5. Yapılan bu açıklamalar ile yukarıda yer verilen mevzuat hükümleri ve gerekçeleri birlikte değerlendirildiğinde; yukarıda yer verilen kararların konusunu oluşturan arabuluculuk anlaşma belgelerinin, 6325 sayılı Kanun’un 18 inci maddesine eklenen dördüncü ve beşinci fıkraların yürürlüğe girdiği tarihten sonra düzenlendiği, anılan Kanun’un 18 inci maddesinin dördüncü fıkrası gereğince bu anlaşma belgelerinin icra edilebilirlik şerhi aranmaksızın ilam niteliğinde bulunduğu, icra edilebilirlik şerhinin ihtiyari olduğu, tutanakta bağlanan edimler yerine getirilmediğinde söz konusu anlaşma belgesi ilam niteliğinde olduğundan icraya koyulabileceği, icra edilebilirlik şerhi talebinin çekişmesiz yargı işi olması nedeniyle birbiriyle çekişme (uyuşmazlık) halinde olan iki tarafın bulunmadığı, bu nedenle Mahkemenin bu konuda verdiği kararda bir uyuşmazlığın çözümü söz konusu olmadığı hususları birlikte değerlendirildiğinde; anlaşma belgesine göre icra edilebilirlik şerhi verilmesi talebinde bulunan tarafın yaptığı yargılama giderlerinin üzerinde bırakılması ve buna bağlı olarak bu giderlere dahil olan vekalet ücretine hükmedilmemesi gerekmektedir.
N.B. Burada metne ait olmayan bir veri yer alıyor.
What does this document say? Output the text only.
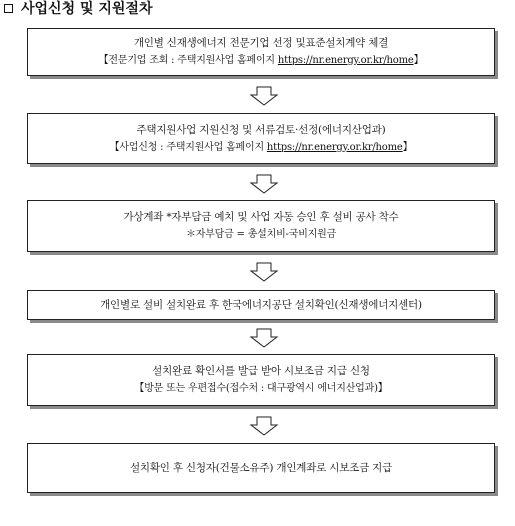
사업신청 및 지원절차
개인별 신재생에너지 전문기업 선정 및표준설치계약 체결
【전문기업 조회 : 주택지원사업 홈페이지 https://nr.energy.or.kr/home】
주택지원사업 지원신청 및 서류검토·선정(에너지산업과)
【사업신청 : 주택지원사업 홈페이지 https://nr.energy.or.kr/home】
가상계좌 *자부담금 예치 및 사업 자동 승인 후 설비 공사 착수
＊자부담금 = 총설치비-국비지원금
개인별로 설비 설치완료 후 한국에너지공단 설치확인(신재생에너지센터)
설치완료 확인서를 발급 받아 시보조금 지급 신청
【방문 또는 우편접수(접수처 : 대구광역시 에너지산업과)】
설치확인 후 신청자(건물소유주) 개인계좌로 시보조금 지급
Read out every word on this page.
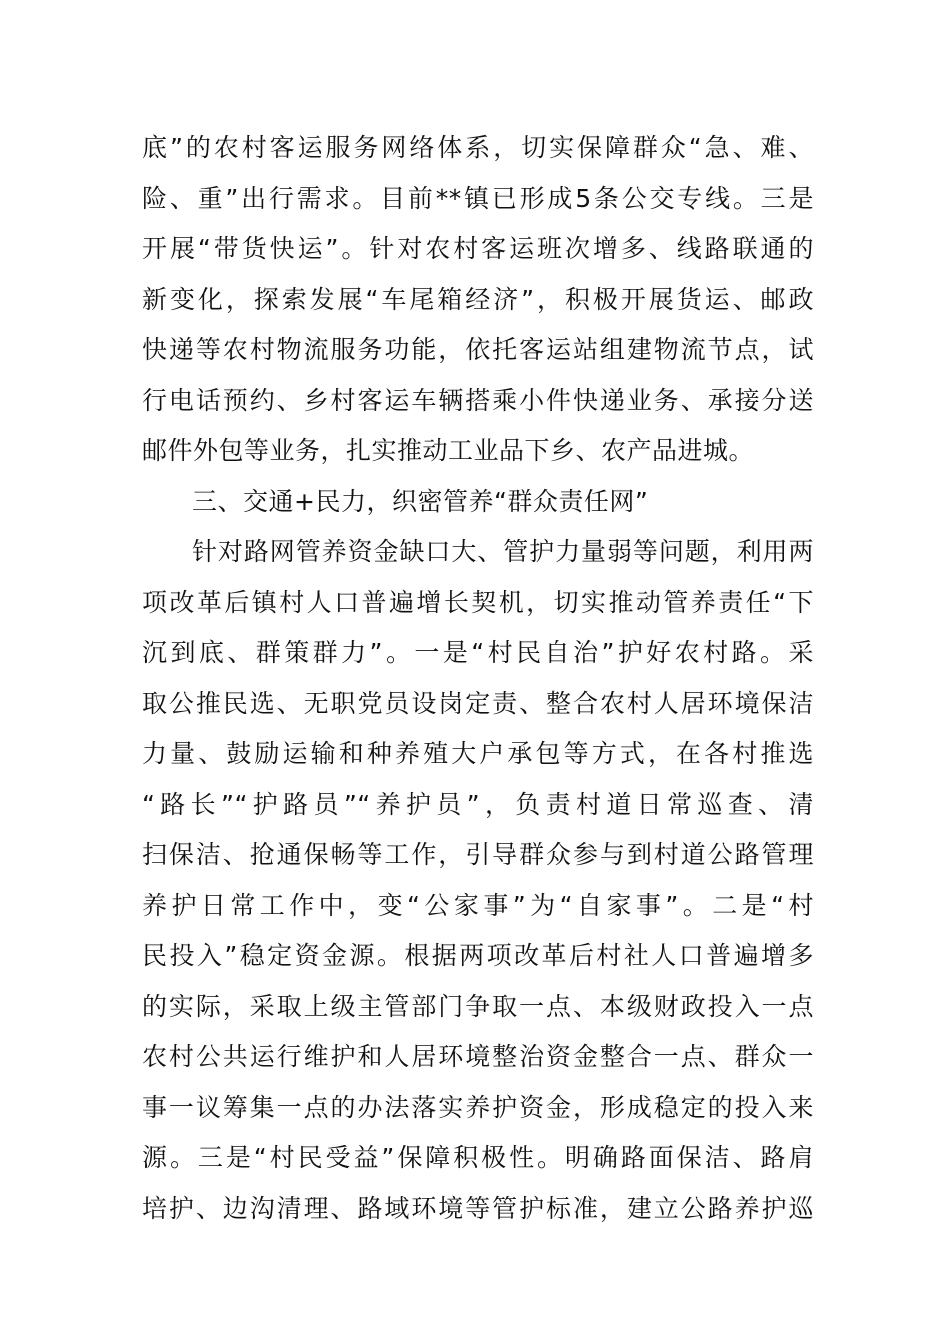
底”的农村客运服务网络体系，切实保障群众“急、难、
险、重”出行需求。目前**镇已形成5条公交专线。三是
开展“带货快运”。针对农村客运班次增多、线路联通的
新变化，探索发展“车尾箱经济”，积极开展货运、邮政
快递等农村物流服务功能，依托客运站组建物流节点，试
行电话预约、乡村客运车辆搭乘小件快递业务、承接分送
邮件外包等业务，扎实推动工业品下乡、农产品进城。
三、交通+民力，织密管养“群众责任网”
针对路网管养资金缺口大、管护力量弱等问题，利用两
项改革后镇村人口普遍增长契机，切实推动管养责任“下
沉到底、群策群力”。一是“村民自治”护好农村路。采
取公推民选、无职党员设岗定责、整合农村人居环境保洁
力量、鼓励运输和种养殖大户承包等方式，在各村推选
“路长”“护路员”“养护员”，负责村道日常巡查、清
扫保洁、抢通保畅等工作，引导群众参与到村道公路管理
养护日常工作中，变“公家事”为“自家事”。二是“村
民投入”稳定资金源。根据两项改革后村社人口普遍增多
的实际，采取上级主管部门争取一点、本级财政投入一点
农村公共运行维护和人居环境整治资金整合一点、群众一
事一议筹集一点的办法落实养护资金，形成稳定的投入来
源。三是“村民受益”保障积极性。明确路面保洁、路肩
培护、边沟清理、路域环境等管护标准，建立公路养护巡
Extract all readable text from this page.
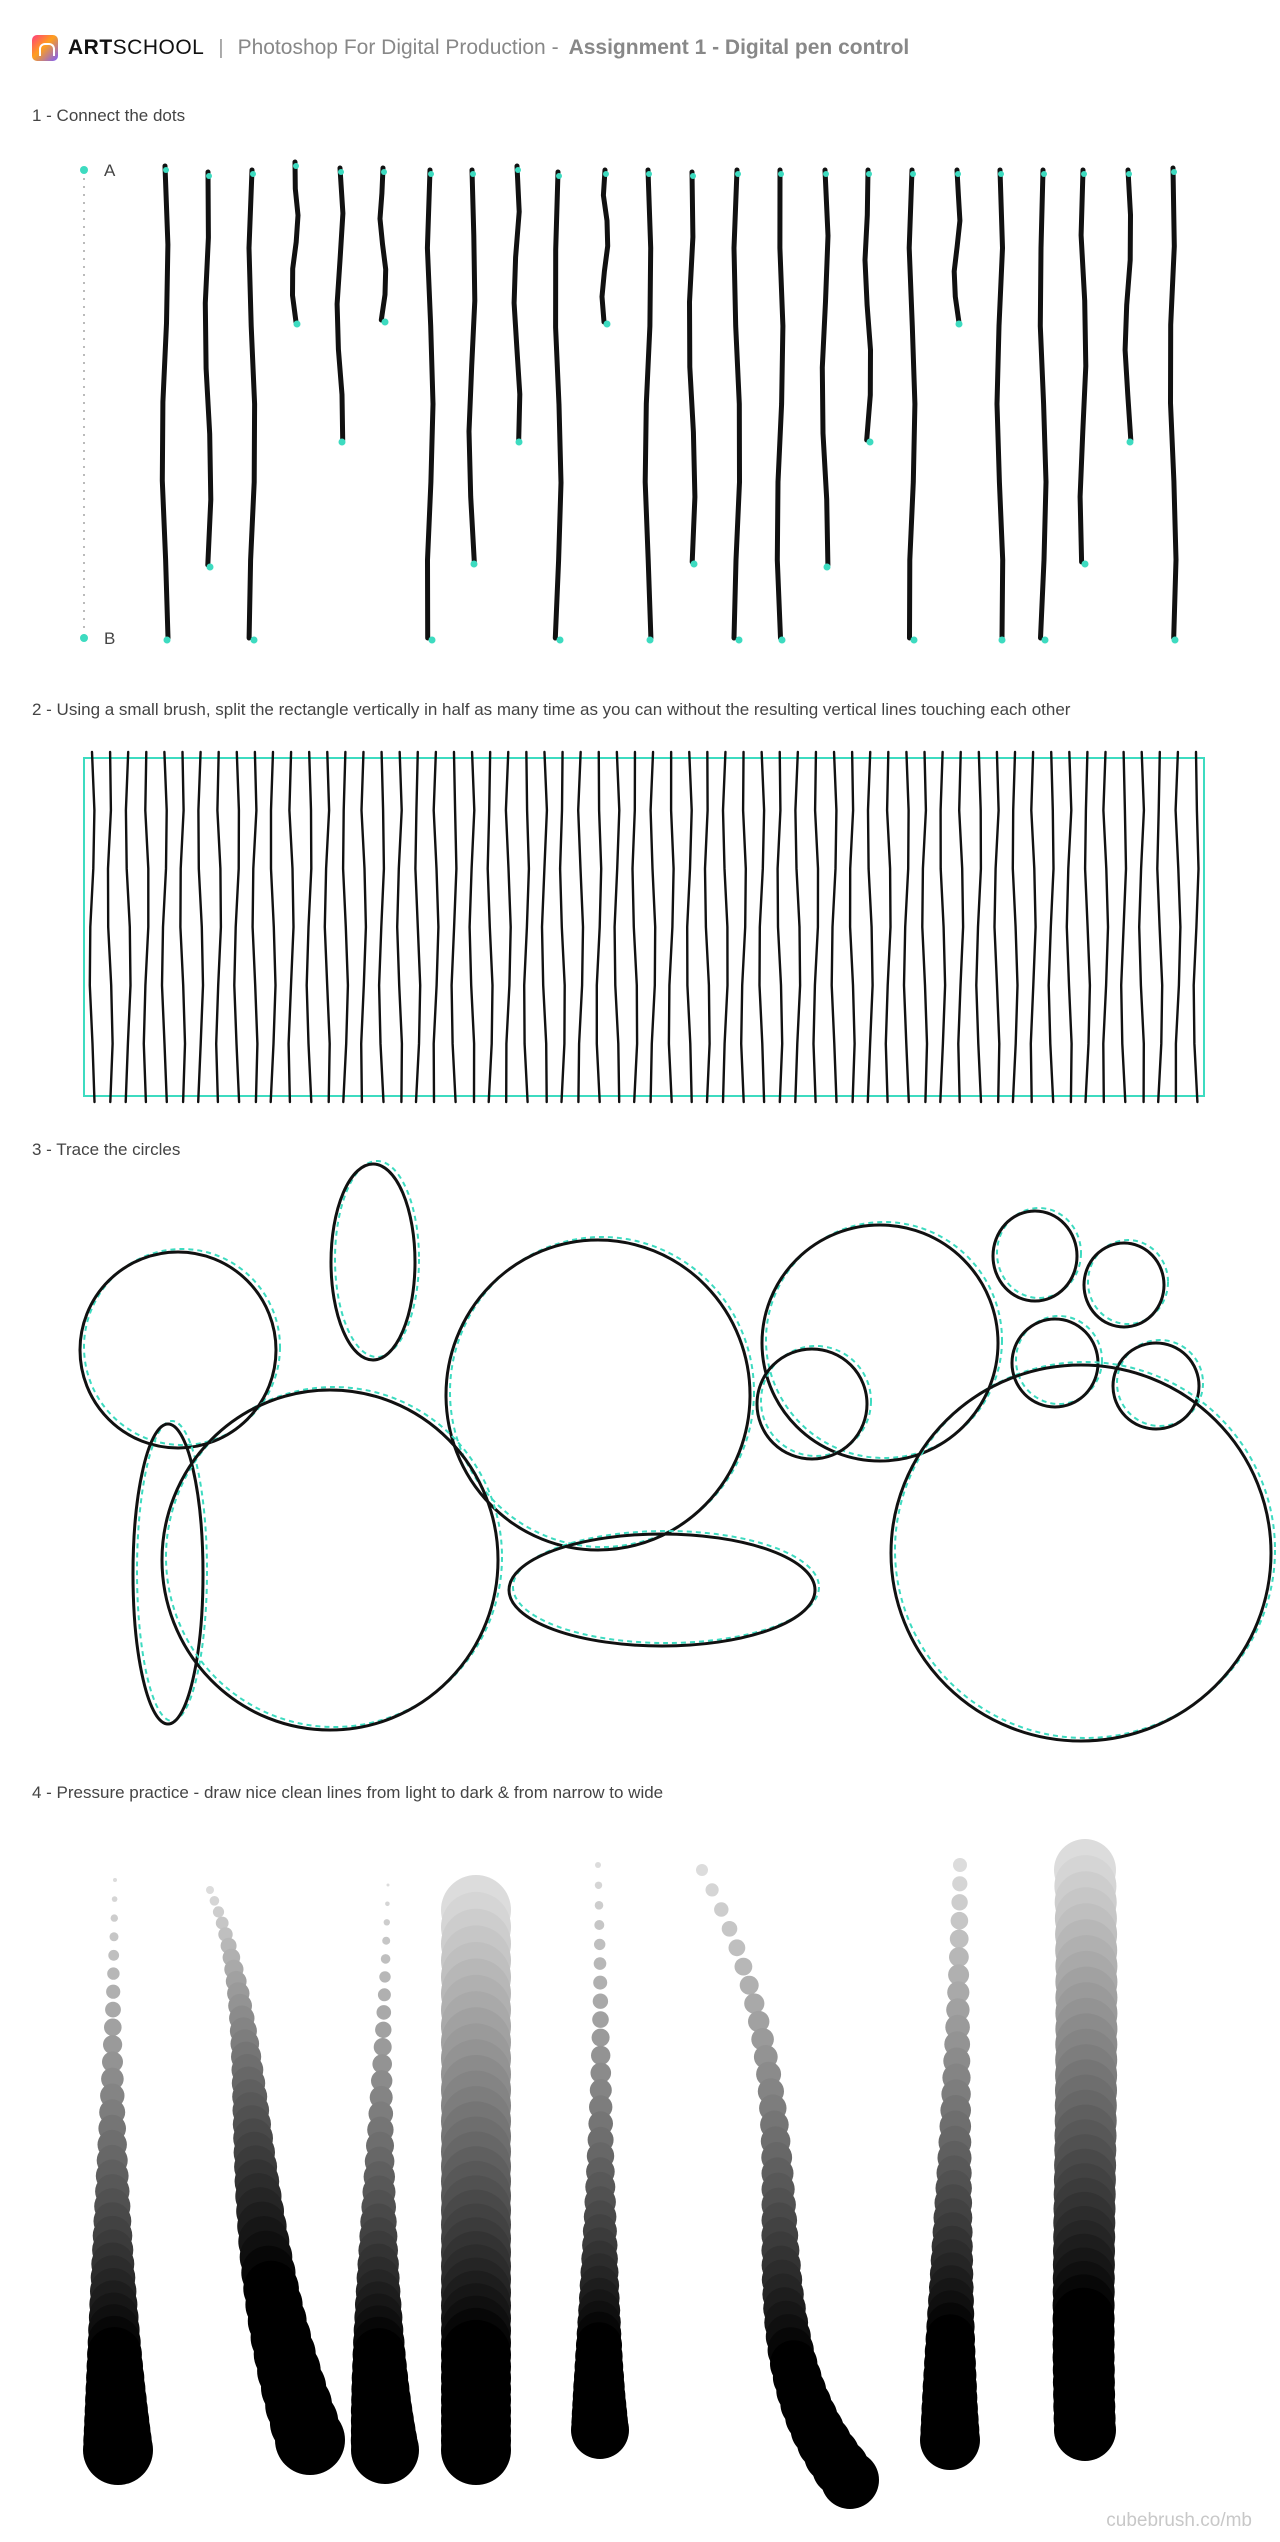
ARTSCHOOL | Photoshop For Digital Production - Assignment 1 - Digital pen control
1 - Connect the dots
A
B
2 - Using a small brush, split the rectangle vertically in half as many time as you can without the resulting vertical lines touching each other
3 - Trace the circles
4 - Pressure practice - draw nice clean lines from light to dark & from narrow to wide
cubebrush.co/mb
6. Bu itibarla, arabuluculuk faaliyeti sonucunda tarafların anlaşmaya varması halinde düzenlenen anlaşma belgesine icra edilebilirlik şerhi verilmesi başvurusunda bulunan taraf üzerinde, çekişmesiz yargı işine ait olan yargılama giderlerinin bırakılmasına, buna bağlı olarak başvuran taraf lehine bu giderlere dahil olan vekalet ücretine hükmedilmemesine, Antalya Bölge Adliye Mahkemesi 6. Hukuk Dairesi ile Bursa Bölge Adliye Mahkemesi 4. Hukuk Dairesince verilen kesin nitelikteki görüş ve uygulama uyuşmazlığının bu şekilde giderilmesine karar vermek gerekmiştir.
V. KARAR
Açıklanan sebeplerle;
1. Arabuluculuk anlaşma tutanağına icra edilebilirlik şerhinin verilmesine ilişkin başvuruda talep eden lehine vekalet ücreti takdirine yer olmadığına, yargılama giderlerinin talep eden üzerinde bırakılmasına, Antalya Bölge Adliye Mahkemesi 6. Hukuk Dairesi ile Bursa Bölge Adliye Mahkemesi 4. Hukuk Dairesinin kesin nitelikteki kararları arasındaki görüş ve uygulama uyuşmazlığının bu şekilde giderilmesine,
2. Dosyanın Bursa Bölge Adliye Mahkemesi Hukuk Daireleri Başkanlar Kuruluna gönderilmesine,
3. Karardan bir örneğin Bölge Adliye Mahkemelerinin hukuk dairelerine bildirilmesi için Hâkimler ve Savcılar Kurulu Genel Sekreterliğine gönderilmesine,
02.12.2024 tarihinde oy birliğiyle kesin olarak karar verildi.